A user interface design for a scrolling log viewer with varying levels of importance (by alaric)
Like many people involved with computer programming and systems administration, I spend a lot of time looking at rapidly scrolling logs.
These logs tend to have lines of varying importance in them. This can fall into two kinds, that I see - one is where the lines have a "severity" (ranging from fatal errors down to debugging information). Another is where there's an explicit structure, with headings and subheadings.
Both suffer from a shared problem: important events or top-level headings whoosh past amidst a stream of minutae, and can be missed. A fatal error message can be obscured by thousands of routine notifications.
What I think might help is a tool that can be shoved in a pipe when viewing such a log, that uses some means (regexps, etc) to classify log lines with a numerical "importance" as appropriate, and then relaying them to the output.
However, it will use terminal control sequences to:
- Colour the lines according to their importance
- Ensure that the most recent entry at each level of importance remains onscreen, unless superceded by a later entry with a higher importance.
The latter deserves some explanation.
To start with, if we just have two levels of importance - ERROR and WARNING, for instance - it means that in a stream of output, as an ERROR scrolls up the screen, when it gets to the top it will "stick" and not scroll off, even while WARNINGs scroll by beneath it.
If a new ERROR appears at the bottom of the screen, it supercedes the old one, which can now disappear - letting the new ERROR scroll up until it hits the top and sticks.

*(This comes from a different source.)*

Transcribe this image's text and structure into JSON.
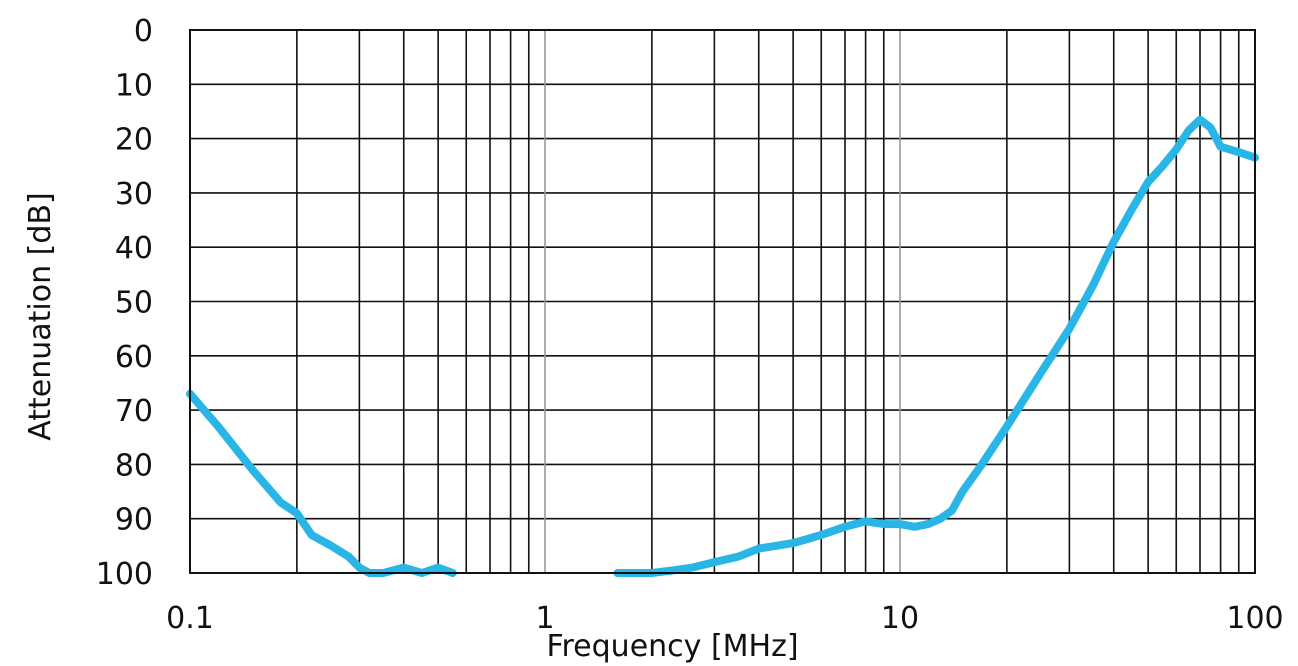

Likewise, if you have three levels - ERROR, WARNING and INFO - then the most recent ERROR and WARNING will be stuck at the top of the screen (the WARNING below the ERROR) while INFOs scroll by. If a new WARNING appears, then the old one will unstick and scroll away until the new WARNING hits the top. If a new ERROR appears, then the old ERROR and WARNING at the top will become unstuck and scroll away until the new ERROR reaches the top.
So the screen is divided into two areas; the stuck things at the top, and the scrolling area at the bottom. Messages always scroll up through the scrolling area as they come, but any message that scrolls off the top will stick in the stuck things area unless there's another message at the same or higher level further down the scrolling area. And the emergence of a message into the bottom of the scrolling area automatically unsticks any message at that, or a less important, level from the stuck area.
That way, you can quickly look at the screen and see a scrolling status display, as well as (for activity logs from servers) the most recent FATAL, ERROR, WARNING, etc. message; or for the kinds of logs generated by long-running batch jobs, which tend to have lots of headings and subheadings, you'll always instantly see the headings/subheadings in effect for the log items you're reading.
This is related somewhat to the idea of having ERRORs and WARNINGs be situations with a beginning and an end (rather than just logged when they arise), such as "being low on disk space"; such a "situation alert" (rather than an event alert, as a single log message is) should linger on-screen somewhere until it's cancelled by the software that raised it emitting a corresponding "situation is over" event. Also related is the idea that event alerts above a certain severity should cause some kind of beeping/flashing to happen, which persists until manually stopped by pushing a button to acknowledge all current alerts. Such facilities can be integrated into the system.
This is relevant for a HYDROGEN console UI and pertinent to my previous thoughts on user interfaces for streams of events and programming interfaces to logging systems.